You’d be surprised. My research tells me that “jerky” is actually a bastardization of the term “charqui” (pronounced “sharkey” in Spanish) — not to be confused with actual shark jerky (which is pronounced “yuckie” in English) or with a certain argumentative butter substitute with a smart mouth. “Charqui” used to be cut in large strips that were dried and cured and later cut up and put into stews — and back the days of yore it still resembled meat to some degree. Jerky probably had nutritional value of some kind then, too. But today, it’s mostly all “formed” from whatever strange meat still clings to the bone after the slaughterhouse has had its way with old Besty the cow. Modern jerky is a lower level of hotdog. Nothing in nature is so perfectly shiny and cylindrical as the meat sticks I’ve seen at the convenience store.
Of course, you can get organic jerky made of 100% USDA Grade A beef, hand-twisted and custom-jerked by some unknown farmer in Muskogee who probably doesn’t wash his hands very well. You can flavor it up in exotic smokes and rub it down with mystical spices. You can jerk exotic animals, too, from koalas to kangaroos. But no matter how pure the meat, no matter how cute the critter, it’s still just a glorified dog treat when all is said and done.
Sure, jerky has its benefits. It’s high in protein. It’s preserved so well you can take it camping or hunting with ease. You can store it in your survival shelter for eons. One dead cow can feed a family of twelve without the modern convenience of a refrigerator for months and months. It’s a miracle food! It’s even been sent with astronauts to the moon and back. Sounds as neato as Tang, right?

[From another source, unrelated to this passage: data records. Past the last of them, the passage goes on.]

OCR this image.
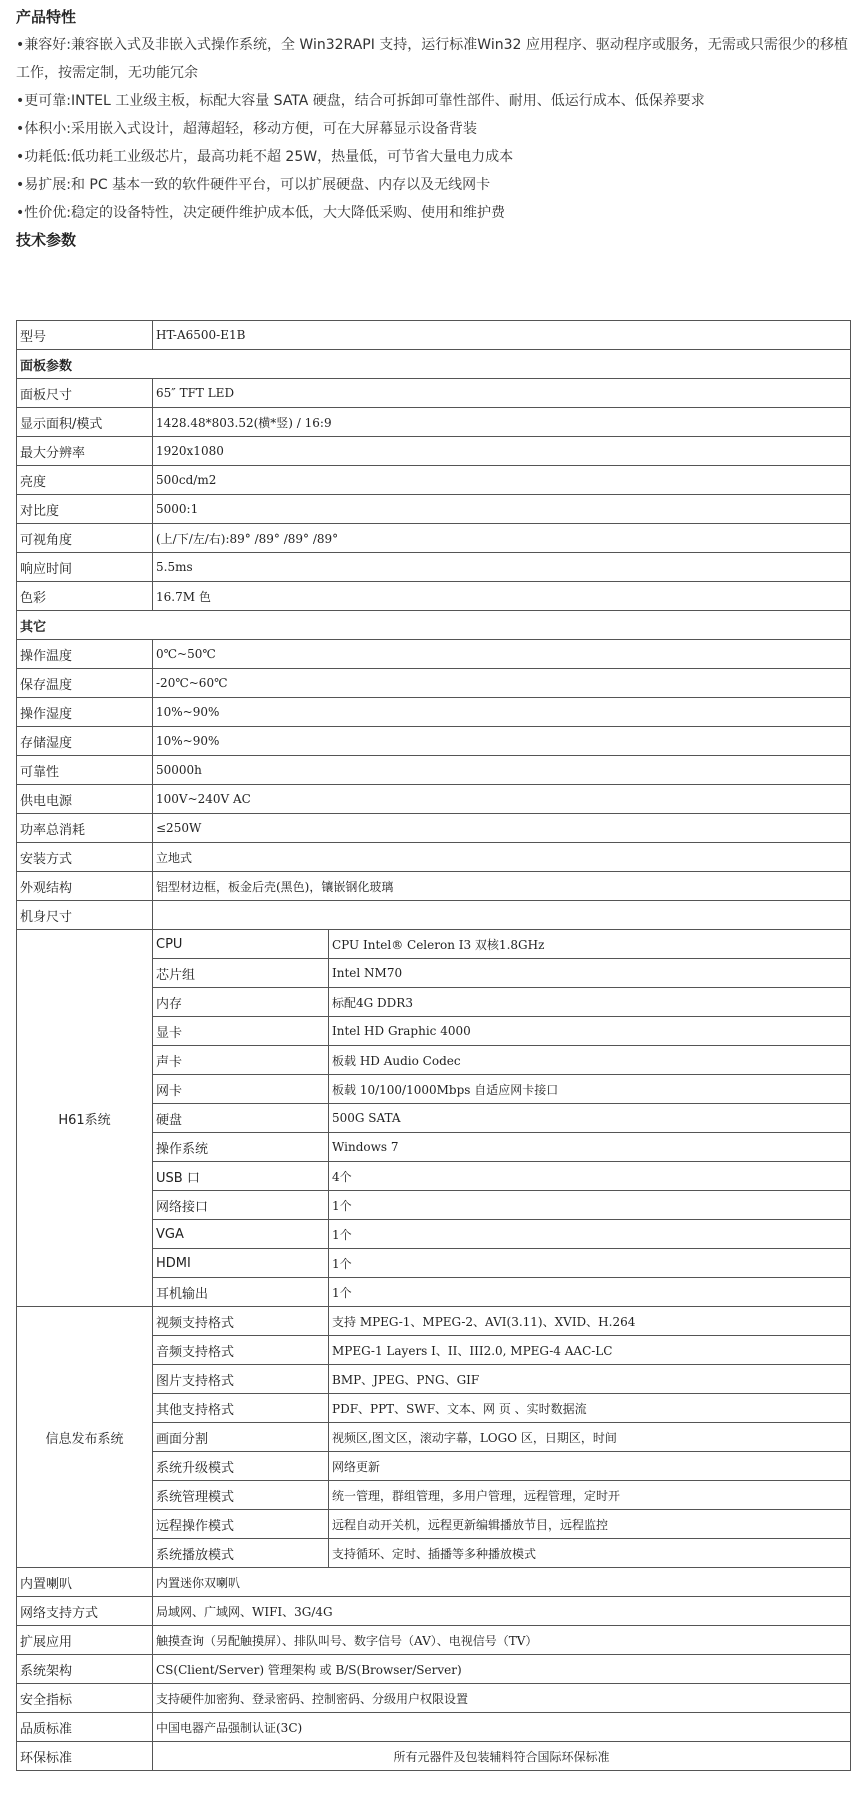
产品特性

•兼容好:兼容嵌入式及非嵌入式操作系统，全 Win32RAPI 支持，运行标准Win32 应用程序、驱动程序或服务，无需或只需很少的移植工作，按需定制，无功能冗余

•更可靠:INTEL 工业级主板，标配大容量 SATA 硬盘，结合可拆卸可靠性部件、耐用、低运行成本、低保养要求

•体积小:采用嵌入式设计，超薄超轻，移动方便，可在大屏幕显示设备背装

•功耗低:低功耗工业级芯片，最高功耗不超 25W，热量低，可节省大量电力成本

•易扩展:和 PC 基本一致的软件硬件平台，可以扩展硬盘、内存以及无线网卡

•性价优:稳定的设备特性，决定硬件维护成本低，大大降低采购、使用和维护费

技术参数
型号	HT-A6500-E1B	
面板参数		
面板尺寸	65″ TFT LED	
显示面积/模式	1428.48*803.52(横*竖) / 16:9	
最大分辨率	1920x1080	
亮度	500cd/m2	
对比度	5000:1	
可视角度	(上/下/左/右):89° /89° /89° /89°	
响应时间	5.5ms	
色彩	16.7M 色	
其它		
操作温度	0℃~50℃	
保存温度	-20℃~60℃	
操作湿度	10%~90%	
存储湿度	10%~90%	
可靠性	50000h	
供电电源	100V~240V AC	
功率总消耗	≤250W	
安装方式	立地式	
外观结构	铝型材边框，板金后壳(黑色)，镶嵌钢化玻璃	
机身尺寸		
H61系统	CPU	CPU Intel® Celeron I3 双核1.8GHz
	芯片组	Intel NM70
	内存	标配4G DDR3
	显卡	Intel HD Graphic 4000
	声卡	板载 HD Audio Codec
	网卡	板载 10/100/1000Mbps 自适应网卡接口
	硬盘	500G SATA
	操作系统	Windows 7
	USB 口	4个
	网络接口	1个
	VGA	1个
	HDMI	1个
	耳机输出	1个
信息发布系统	视频支持格式	支持 MPEG-1、MPEG-2、AVI(3.11)、XVID、H.264
	音频支持格式	MPEG-1 Layers I、II、III2.0, MPEG-4 AAC-LC
	图片支持格式	BMP、JPEG、PNG、GIF
	其他支持格式	PDF、PPT、SWF、文本、网 页 、实时数据流
	画面分割	视频区,图文区，滚动字幕，LOGO 区，日期区，时间
	系统升级模式	网络更新
	系统管理模式	统一管理，群组管理，多用户管理，远程管理，定时开
	远程操作模式	远程自动开关机，远程更新编辑播放节目，远程监控
	系统播放模式	支持循环、定时、插播等多种播放模式
内置喇叭	内置迷你双喇叭	
网络支持方式	局域网、广域网、WIFI、3G/4G	
扩展应用	触摸查询（另配触摸屏）、排队叫号、数字信号（AV）、电视信号（TV）	
系统架构	CS(Client/Server) 管理架构 或 B/S(Browser/Server)	
安全指标	支持硬件加密狗、登录密码、控制密码、分级用户权限设置	
品质标准	中国电器产品强制认证(3C)	
环保标准	所有元器件及包装辅料符合国际环保标准	
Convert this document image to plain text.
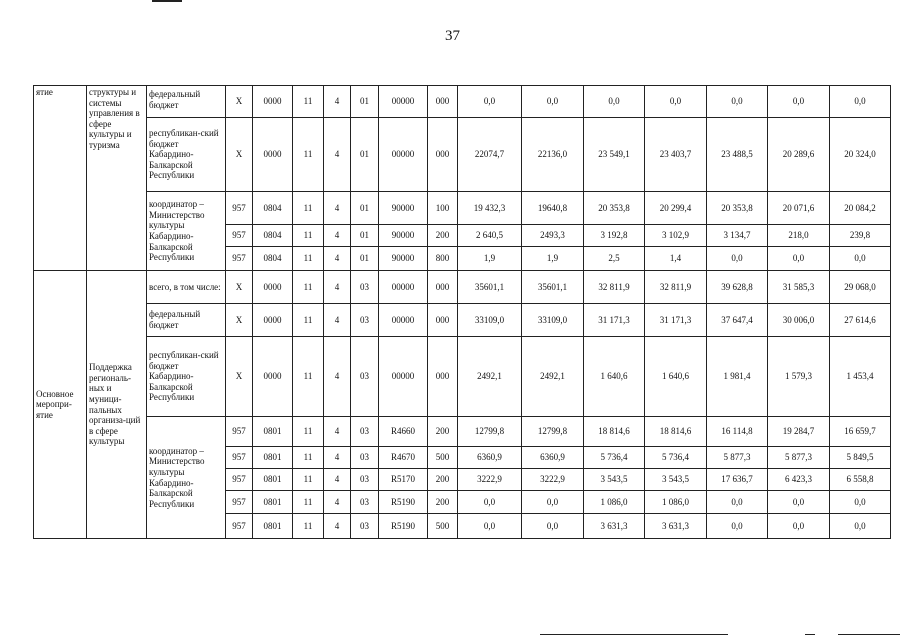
37
ятие	структуры и системы управления в сфере культуры и туризма	федеральный бюджет	Х	0000	11	4	01	00000	000	0,0	0,0	0,0	0,0	0,0	0,0	0,0
		республикан-ский бюджет Кабардино-Балкарской Республики	Х	0000	11	4	01	00000	000	22074,7	22136,0	23 549,1	23 403,7	23 488,5	20 289,6	20 324,0
		координатор – Министерство культуры Кабардино-Балкарской Республики	957	0804	11	4	01	90000	100	19 432,3	19640,8	20 353,8	20 299,4	20 353,8	20 071,6	20 084,2
			957	0804	11	4	01	90000	200	2 640,5	2493,3	3 192,8	3 102,9	3 134,7	218,0	239,8
			957	0804	11	4	01	90000	800	1,9	1,9	2,5	1,4	0,0	0,0	0,0
Основное меропри-ятие	Поддержка региональ-ных и муници-пальных организа-ций в сфере культуры	всего, в том числе:	Х	0000	11	4	03	00000	000	35601,1	35601,1	32 811,9	32 811,9	39 628,8	31 585,3	29 068,0
		федеральный бюджет	Х	0000	11	4	03	00000	000	33109,0	33109,0	31 171,3	31 171,3	37 647,4	30 006,0	27 614,6
		республикан-ский бюджет Кабардино-Балкарской Республики	Х	0000	11	4	03	00000	000	2492,1	2492,1	1 640,6	1 640,6	1 981,4	1 579,3	1 453,4
		координатор – Министерство культуры Кабардино-Балкарской Республики	957	0801	11	4	03	R4660	200	12799,8	12799,8	18 814,6	18 814,6	16 114,8	19 284,7	16 659,7
			957	0801	11	4	03	R4670	500	6360,9	6360,9	5 736,4	5 736,4	5 877,3	5 877,3	5 849,5
			957	0801	11	4	03	R5170	200	3222,9	3222,9	3 543,5	3 543,5	17 636,7	6 423,3	6 558,8
			957	0801	11	4	03	R5190	200	0,0	0,0	1 086,0	1 086,0	0,0	0,0	0,0
			957	0801	11	4	03	R5190	500	0,0	0,0	3 631,3	3 631,3	0,0	0,0	0,0
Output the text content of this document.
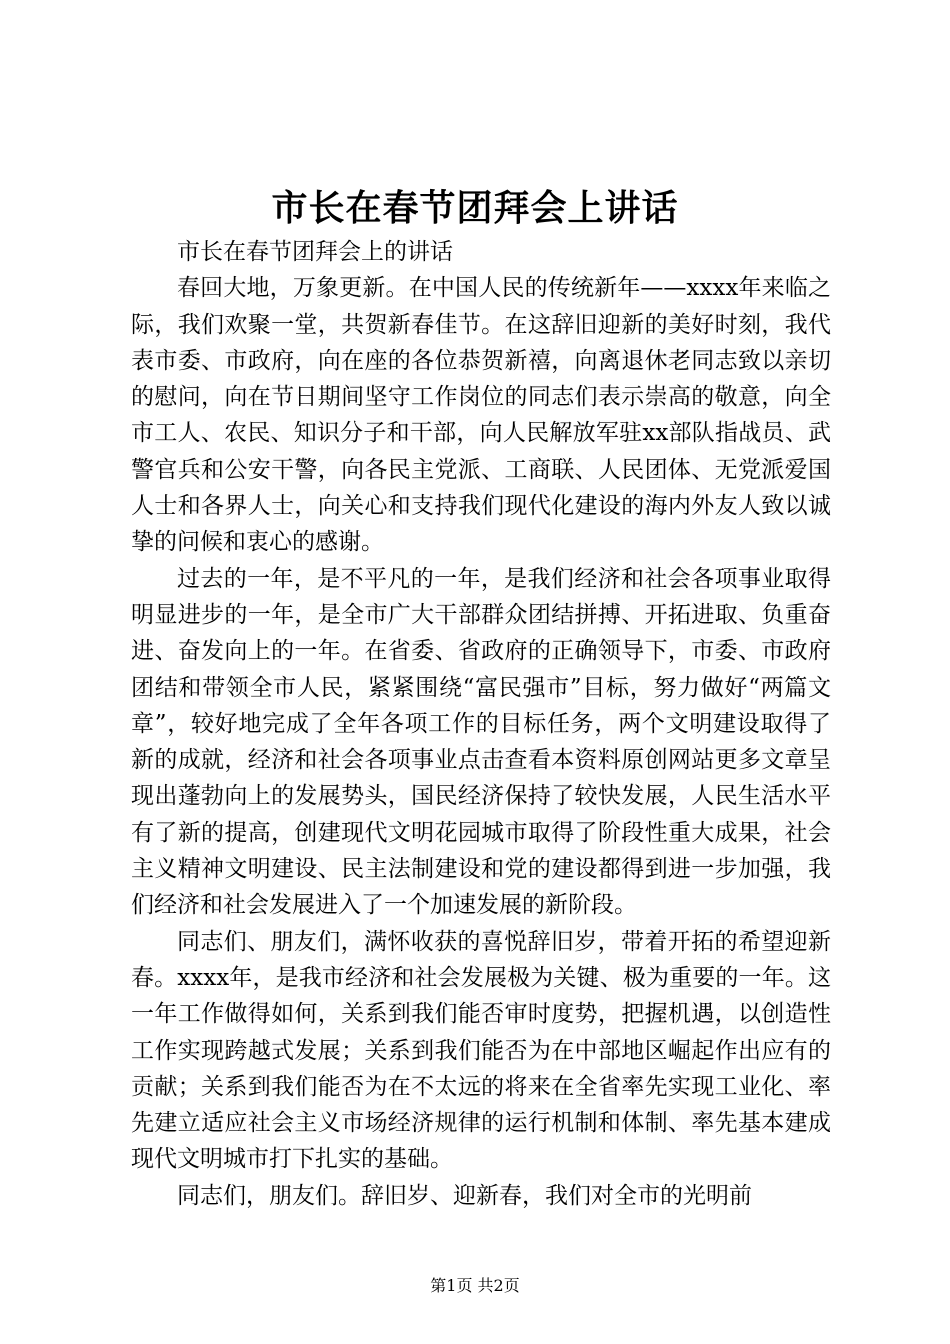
市长在春节团拜会上讲话

市长在春节团拜会上的讲话

春回大地，万象更新。在中国人民的传统新年——xxxx年来临之际，我们欢聚一堂，共贺新春佳节。在这辞旧迎新的美好时刻，我代表市委、市政府，向在座的各位恭贺新禧，向离退休老同志致以亲切的慰问，向在节日期间坚守工作岗位的同志们表示崇高的敬意，向全市工人、农民、知识分子和干部，向人民解放军驻xx部队指战员、武警官兵和公安干警，向各民主党派、工商联、人民团体、无党派爱国人士和各界人士，向关心和支持我们现代化建设的海内外友人致以诚挚的问候和衷心的感谢。

过去的一年，是不平凡的一年，是我们经济和社会各项事业取得明显进步的一年，是全市广大干部群众团结拼搏、开拓进取、负重奋进、奋发向上的一年。在省委、省政府的正确领导下，市委、市政府团结和带领全市人民，紧紧围绕“富民强市”目标，努力做好“两篇文章”，较好地完成了全年各项工作的目标任务，两个文明建设取得了新的成就，经济和社会各项事业点击查看本资料原创网站更多文章呈现出蓬勃向上的发展势头，国民经济保持了较快发展，人民生活水平有了新的提高，创建现代文明花园城市取得了阶段性重大成果，社会主义精神文明建设、民主法制建设和党的建设都得到进一步加强，我们经济和社会发展进入了一个加速发展的新阶段。

同志们、朋友们，满怀收获的喜悦辞旧岁，带着开拓的希望迎新春。xxxx年，是我市经济和社会发展极为关键、极为重要的一年。这一年工作做得如何，关系到我们能否审时度势，把握机遇，以创造性工作实现跨越式发展；关系到我们能否为在中部地区崛起作出应有的贡献；关系到我们能否为在不太远的将来在全省率先实现工业化、率先建立适应社会主义市场经济规律的运行机制和体制、率先基本建成现代文明城市打下扎实的基础。

同志们，朋友们。辞旧岁、迎新春，我们对全市的光明前

第1页 共2页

Not to me. For one thing, lots of crazy things have protein in them — from parrot parts to pavement puke. Protein alone is not reason enough to eat jerky. And the very idea of jerky in space is a scary science-fiction story waiting to happen. What sort of message would it send the aliens who discover it? I can imagine a capsule coming back from the stars, with strips of astronaut jerky dangling inside. And a message from the stars: send more.
Which raises the question: Is man-jerky Atkins-approved? Only Jeffrey Dahmer knows. The serial killer experimented with preserving techniques and used to snack on his cannibal candy between meals. I know he was crazy, and he ate a lot of people in any number of taboo ways, but I also know the man-eater wasn’t exactly fat when they arrested him. He looked rather fit, actually. Lean, even. Low on carbs, for sure. Mmm.